Friday, January 18, 2008

1/18/08

It’s always about relinquishing. It’s always about opened hands and broken hearts, and admitting that God knows better, because that’s our only option to accept. Such an admission comes from a place of desperation and dependence. It is forced by cold shoulders of realities that we wished were only bad dreams at best, night-terrors at worst. But just because my state is a product of being forced into concession doesn’t make it wrong.

It’s always about relinquishing. It’s about making plans and thinking ideas… it’s about wanting things our way only to have God ask us to give it up. Not because He’s a bully (or so I would like to hope in His defense), but because supposedly, He has something different and better in store. And hope…. Hope is the chain, sometimes the only chain, that ties my motivation and sanity to this earth. If one day I lose hope in what is promised to me, if I lose hope that no matter what happens, there is a God who has assured me of a resurrection and vindication, that will be the day I cease seeing purpose in suffering and pain.

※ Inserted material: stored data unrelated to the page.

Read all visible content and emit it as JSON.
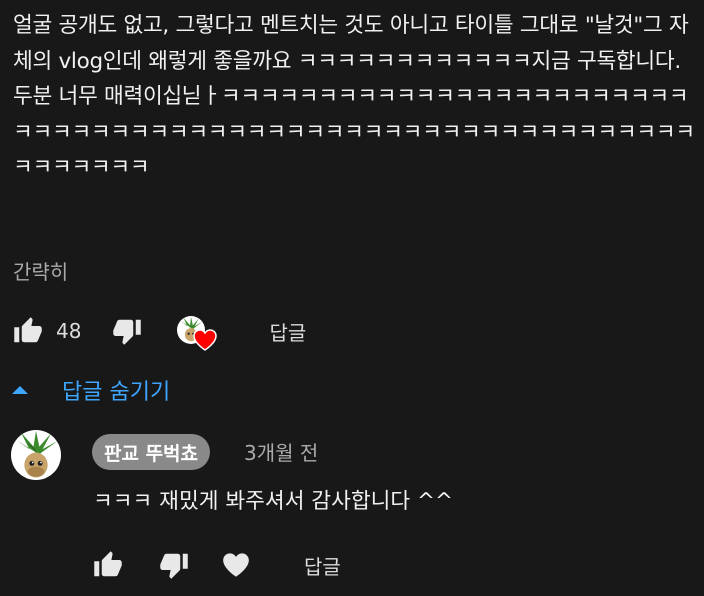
{
  "comment": {
    "text": "얼굴 공개도 없고, 그렇다고 멘트치는 것도 아니고 타이틀 그대로 \"날것\"그 자체의 vlog인데 왜렇게 좋을까요 ㅋㅋㅋㅋㅋㅋㅋㅋㅋㅋㅋㅋ지금 구독합니다. 두분 너무 매력이십닏ㅏㅋㅋㅋㅋㅋㅋㅋㅋㅋㅋㅋㅋㅋㅋㅋㅋㅋㅋㅋㅋㅋㅋㅋㅋㅋㅋㅋㅋㅋㅋㅋㅋㅋㅋㅋㅋㅋㅋㅋㅋㅋㅋㅋㅋㅋㅋㅋㅋㅋㅋㅋㅋㅋㅋㅋㅋㅋㅋㅋㅋㅋㅋㅋㅋㅋㅋ",
    "collapse_label": "간략히",
    "like_count": "48",
    "reply_label": "답글"
  },
  "replies_toggle": {
    "label": "답글 숨기기"
  },
  "reply": {
    "author": "판교 뚜벅쵸",
    "time": "3개월 전",
    "text": "ㅋㅋㅋ 재밌게 봐주셔서 감사합니다 ^^",
    "reply_label": "답글"
  },
  "colors": {
    "background": "#181818",
    "link_blue": "#3ea6ff",
    "heart_red": "#ff0000",
    "chip_gray": "#898989"
  },
  "icons": [
    "thumb-up-icon",
    "thumb-down-icon",
    "creator-heart-icon",
    "caret-up-icon",
    "heart-icon"
  ]
}
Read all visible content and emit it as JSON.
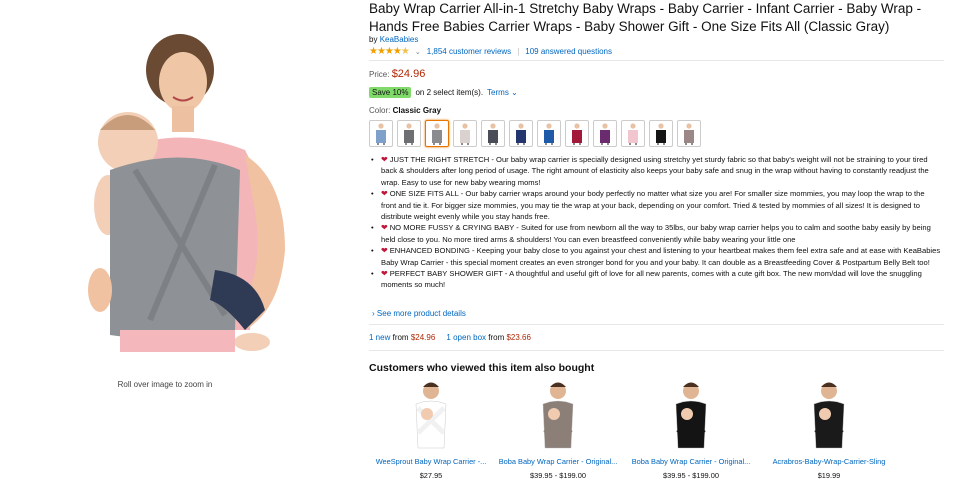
{
  "product": {
    "title": "Baby Wrap Carrier All-in-1 Stretchy Baby Wraps - Baby Carrier - Infant Carrier - Baby Wrap - Hands Free Babies Carrier Wraps - Baby Shower Gift - One Size Fits All (Classic Gray)",
    "brand_prefix": "by",
    "brand": "KeaBabies",
    "reviews": "1,854 customer reviews",
    "separator": "|",
    "answered": "109 answered questions",
    "price_label": "Price:",
    "price": "$24.96",
    "save_badge": "Save 10%",
    "save_text": "on 2 select item(s).",
    "terms": "Terms",
    "color_label": "Color:",
    "color_value": "Classic Gray",
    "zoom_hint": "Roll over image to zoom in"
  },
  "swatches": [
    {
      "color": "#7fa0c8",
      "selected": false
    },
    {
      "color": "#6d6f72",
      "selected": false
    },
    {
      "color": "#8a8c8f",
      "selected": true
    },
    {
      "color": "#d9d2cf",
      "selected": false
    },
    {
      "color": "#4a4c58",
      "selected": false
    },
    {
      "color": "#25356e",
      "selected": false
    },
    {
      "color": "#1d5aa8",
      "selected": false
    },
    {
      "color": "#a2193a",
      "selected": false
    },
    {
      "color": "#6a2c6e",
      "selected": false
    },
    {
      "color": "#f2c6cf",
      "selected": false
    },
    {
      "color": "#151515",
      "selected": false
    },
    {
      "color": "#9b8785",
      "selected": false
    }
  ],
  "bullets": [
    {
      "heading": "JUST THE RIGHT STRETCH -",
      "text": "Our baby wrap carrier is specially designed using stretchy yet sturdy fabric so that baby's weight will not be straining to your tired back & shoulders after long period of usage. The right amount of elasticity also keeps your baby safe and snug in the wrap without having to constantly readjust the wrap. Easy to use for new baby wearing moms!"
    },
    {
      "heading": "ONE SIZE FITS ALL -",
      "text": "Our baby carrier wraps around your body perfectly no matter what size you are! For smaller size mommies, you may loop the wrap to the front and tie it. For bigger size mommies, you may tie the wrap at your back, depending on your comfort. Tried & tested by mommies of all sizes! It is designed to distribute weight evenly while you stay hands free."
    },
    {
      "heading": "NO MORE FUSSY & CRYING BABY -",
      "text": "Suited for use from newborn all the way to 35lbs, our baby wrap carrier helps you to calm and soothe baby easily by being held close to you. No more tired arms & shoulders! You can even breastfeed conveniently while baby wearing your little one"
    },
    {
      "heading": "ENHANCED BONDING -",
      "text": "Keeping your baby close to you against your chest and listening to your heartbeat makes them feel extra safe and at ease with KeaBabies Baby Wrap Carrier - this special moment creates an even stronger bond for you and your baby. It can double as a Breastfeeding Cover & Postpartum Belly Belt too!"
    },
    {
      "heading": "PERFECT BABY SHOWER GIFT -",
      "text": "A thoughtful and useful gift of love for all new parents, comes with a cute gift box. The new mom/dad will love the snuggling moments so much!"
    }
  ],
  "see_more": "See more product details",
  "offers": {
    "new_count": "1 new",
    "new_from": "from",
    "new_price": "$24.96",
    "open_count": "1 open box",
    "open_from": "from",
    "open_price": "$23.66"
  },
  "also_bought": {
    "title": "Customers who viewed this item also bought",
    "items": [
      {
        "name": "WeeSprout Baby Wrap Carrier -...",
        "price": "$27.95",
        "wrap": "#efefef",
        "top": "#ffffff"
      },
      {
        "name": "Boba Baby Wrap Carrier - Original...",
        "price": "$39.95 - $199.00",
        "wrap": "#8b7f78",
        "top": "#8b7f78"
      },
      {
        "name": "Boba Baby Wrap Carrier - Original...",
        "price": "$39.95 - $199.00",
        "wrap": "#141414",
        "top": "#141414"
      },
      {
        "name": "Acrabros-Baby-Wrap-Carrier-Sling",
        "price": "$19.99",
        "wrap": "#1a1a1a",
        "top": "#1a1a1a"
      }
    ]
  }
}
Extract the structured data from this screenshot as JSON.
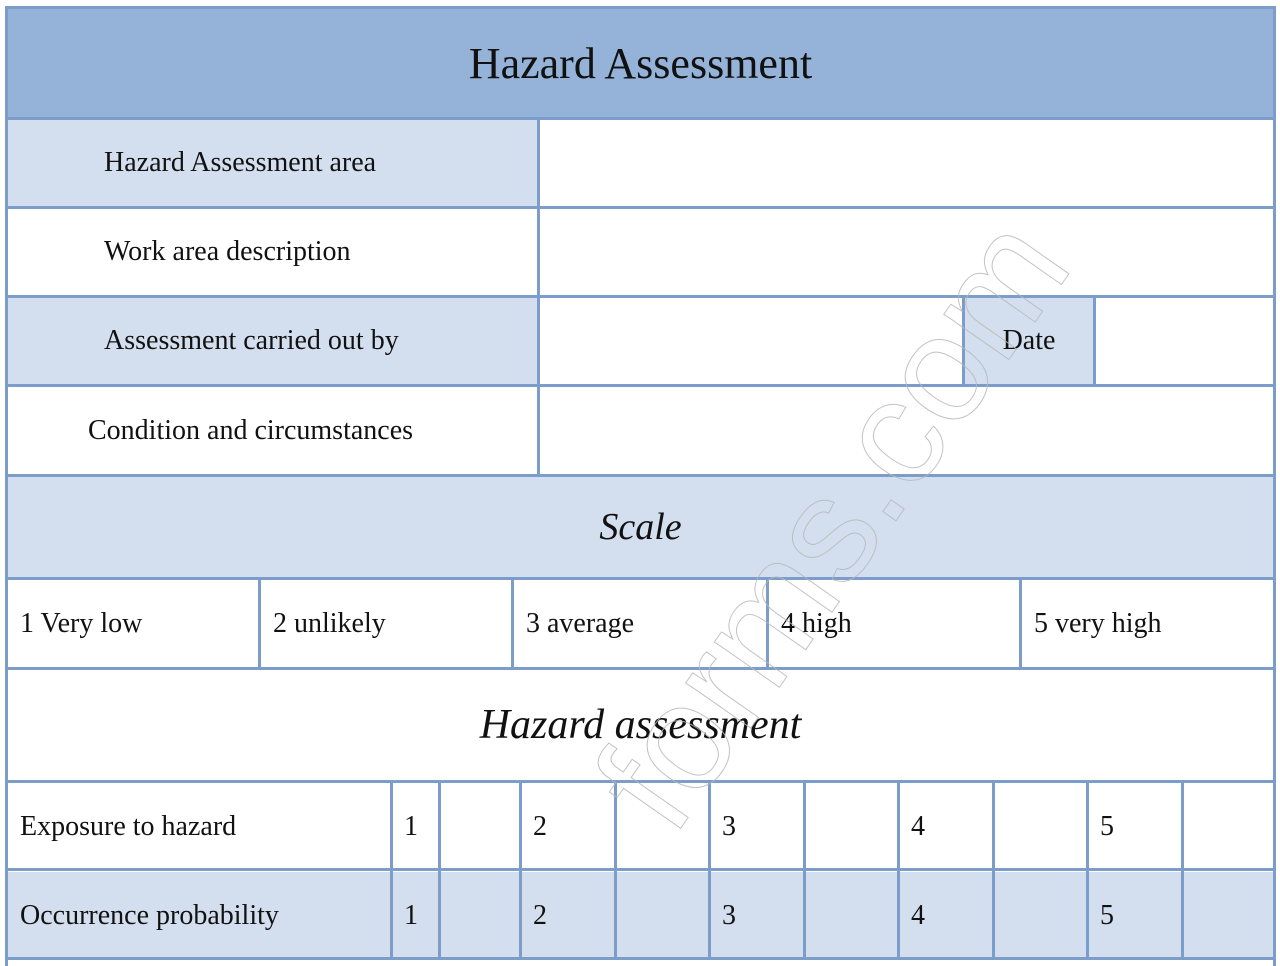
{
  "form": {
    "title": "Hazard Assessment",
    "fields": [
      {
        "label": "Hazard Assessment area",
        "value": ""
      },
      {
        "label": "Work area description",
        "value": ""
      },
      {
        "label": "Assessment carried out by",
        "value": ""
      },
      {
        "label": "Condition and circumstances",
        "value": ""
      }
    ],
    "date": {
      "label": "Date",
      "value": ""
    },
    "scale": {
      "heading": "Scale",
      "levels": [
        "1 Very low",
        "2 unlikely",
        "3 average",
        "4 high",
        "5 very high"
      ]
    },
    "assessment": {
      "heading": "Hazard assessment",
      "rows": [
        {
          "label": "Exposure to hazard",
          "options": [
            "1",
            "2",
            "3",
            "4",
            "5"
          ],
          "selected": null
        },
        {
          "label": "Occurrence probability",
          "options": [
            "1",
            "2",
            "3",
            "4",
            "5"
          ],
          "selected": null
        }
      ]
    }
  },
  "watermark": "forms.com",
  "colors": {
    "header_bg": "#95b3d9",
    "label_bg": "#d3dfee",
    "border": "#7c9cc9"
  }
}
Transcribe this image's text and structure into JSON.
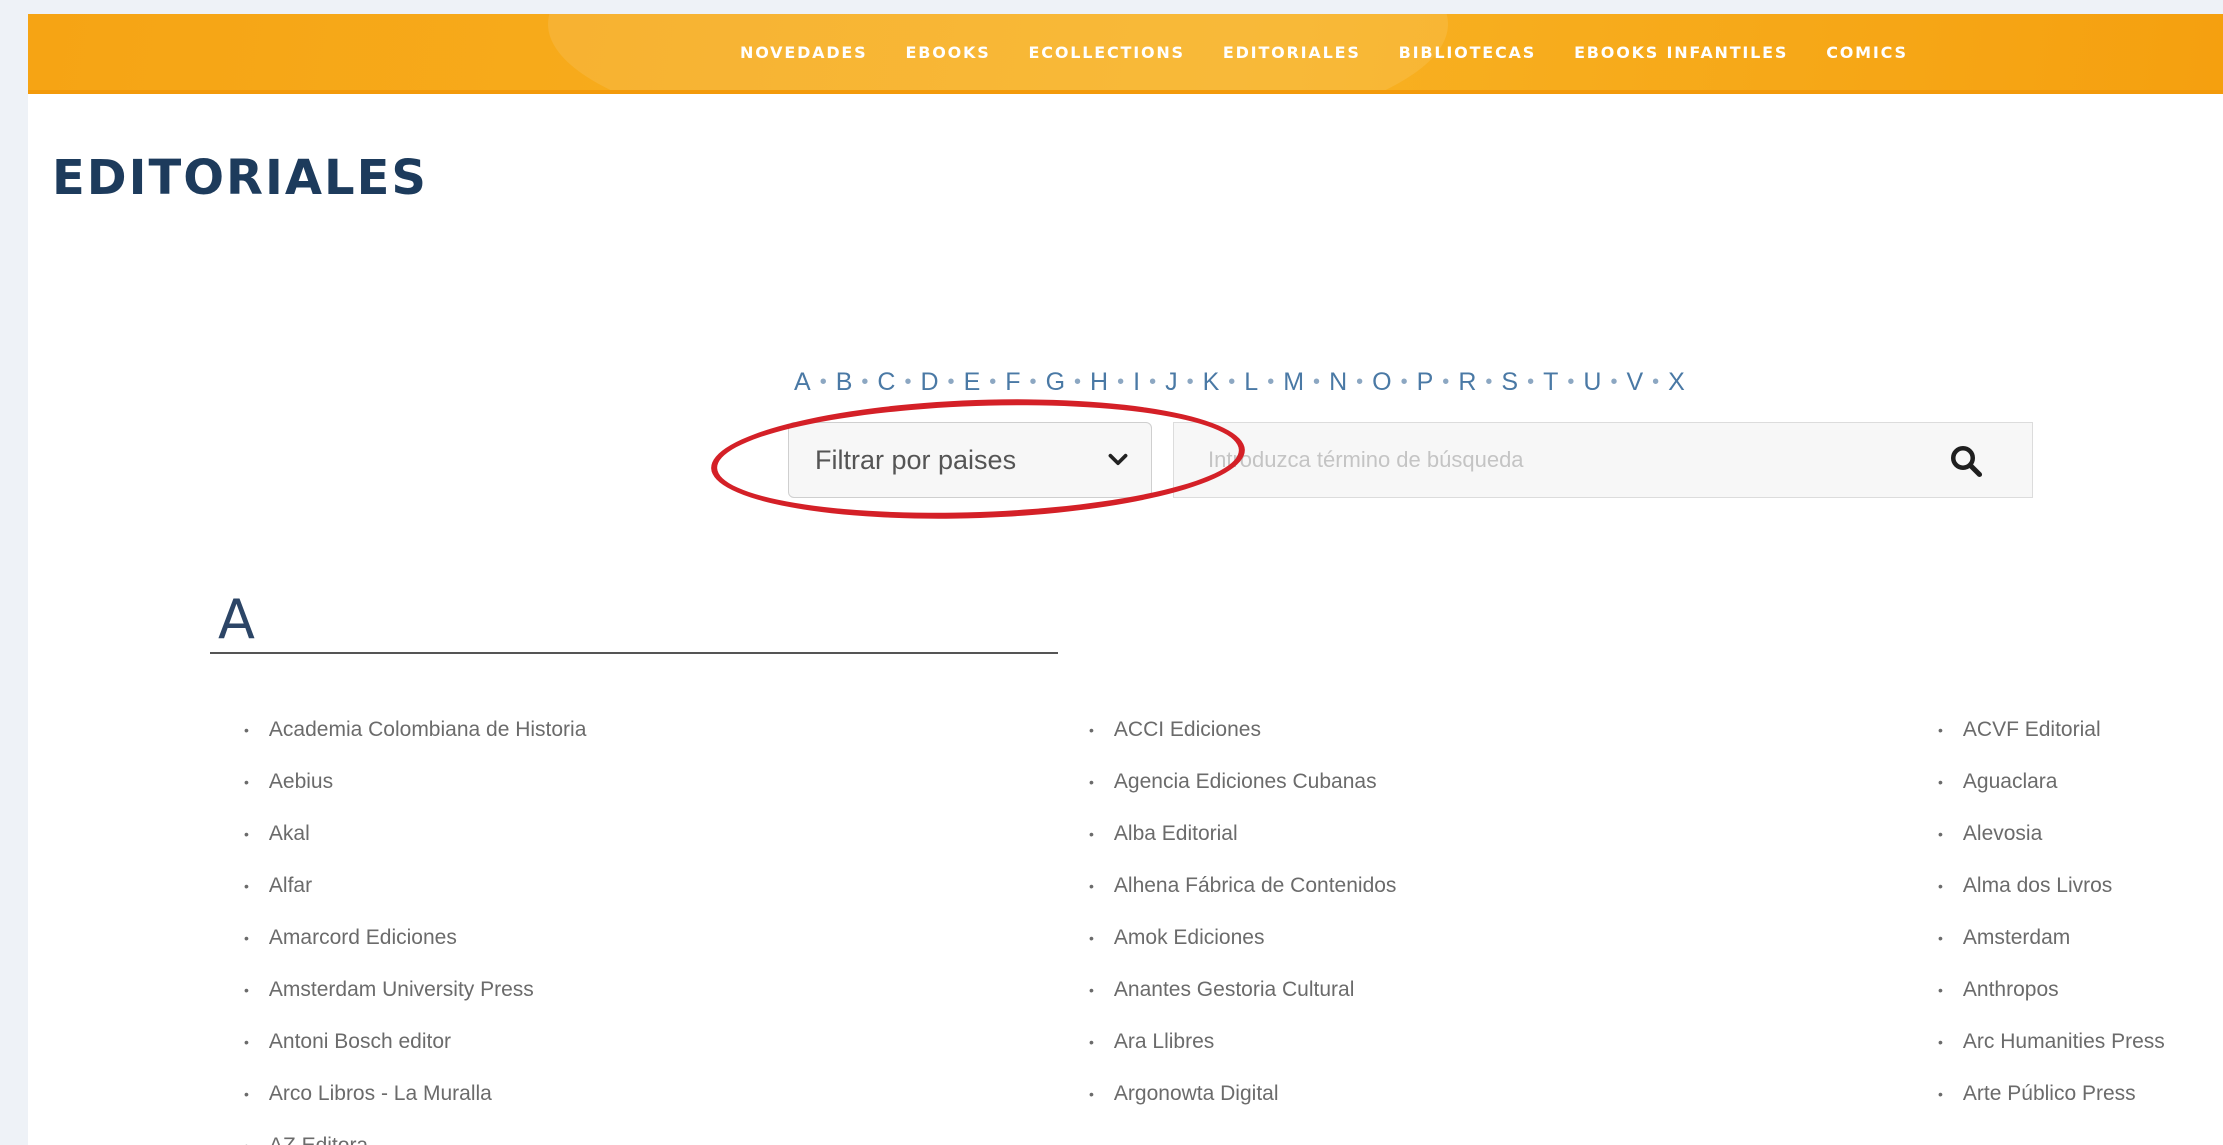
{
  "nav": {
    "items": [
      "NOVEDADES",
      "EBOOKS",
      "ECOLLECTIONS",
      "EDITORIALES",
      "BIBLIOTECAS",
      "EBOOKS INFANTILES",
      "COMICS"
    ]
  },
  "page": {
    "title": "EDITORIALES"
  },
  "alphabet": [
    "A",
    "B",
    "C",
    "D",
    "E",
    "F",
    "G",
    "H",
    "I",
    "J",
    "K",
    "L",
    "M",
    "N",
    "O",
    "P",
    "R",
    "S",
    "T",
    "U",
    "V",
    "X"
  ],
  "filters": {
    "country_select_label": "Filtrar por paises",
    "search_placeholder": "Introduzca término de búsqueda"
  },
  "section": {
    "letter": "A",
    "columns": [
      [
        "Academia Colombiana de Historia",
        "Aebius",
        "Akal",
        "Alfar",
        "Amarcord Ediciones",
        "Amsterdam University Press",
        "Antoni Bosch editor",
        "Arco Libros - La Muralla",
        "AZ Editora"
      ],
      [
        "ACCI Ediciones",
        "Agencia Ediciones Cubanas",
        "Alba Editorial",
        "Alhena Fábrica de Contenidos",
        "Amok Ediciones",
        "Anantes Gestoria Cultural",
        "Ara Llibres",
        "Argonowta Digital"
      ],
      [
        "ACVF Editorial",
        "Aguaclara",
        "Alevosia",
        "Alma dos Livros",
        "Amsterdam",
        "Anthropos",
        "Arc Humanities Press",
        "Arte Público Press"
      ]
    ]
  },
  "colors": {
    "nav_orange": "#f6a414",
    "title_navy": "#1d3b5c",
    "link_blue": "#4a79a5",
    "highlight_red": "#d42027"
  },
  "icons": {
    "select": "chevron-down-icon",
    "search": "search-icon"
  }
}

Relinquishing. Relinquishing the dreams that we hold to, the form manifested by our desire for completion and wholeness… it is not the hope for completion that is relinquished, but our conceptualization of it… the idol we have fashioned out of what was deemed, “Very good.” It’s always about relinquishing.

I walked slowly today, in the face of the wind and snow and decided to feel every cold prick sweeping across my exposed skin. Our God is a strange God, one who allows things to break before they are reconstructed, calls us to relinquish every part of our lives, especially the deepest parts, if we are to keep it. What a difficult teaching indeed.

How long, O Lord, do we need to have faith in an ideal before we taste its actualization? And even when we are given it, ironic that I still have to remember, “The Lord gives and the Lord takes away. May the name of the Lord be praised.”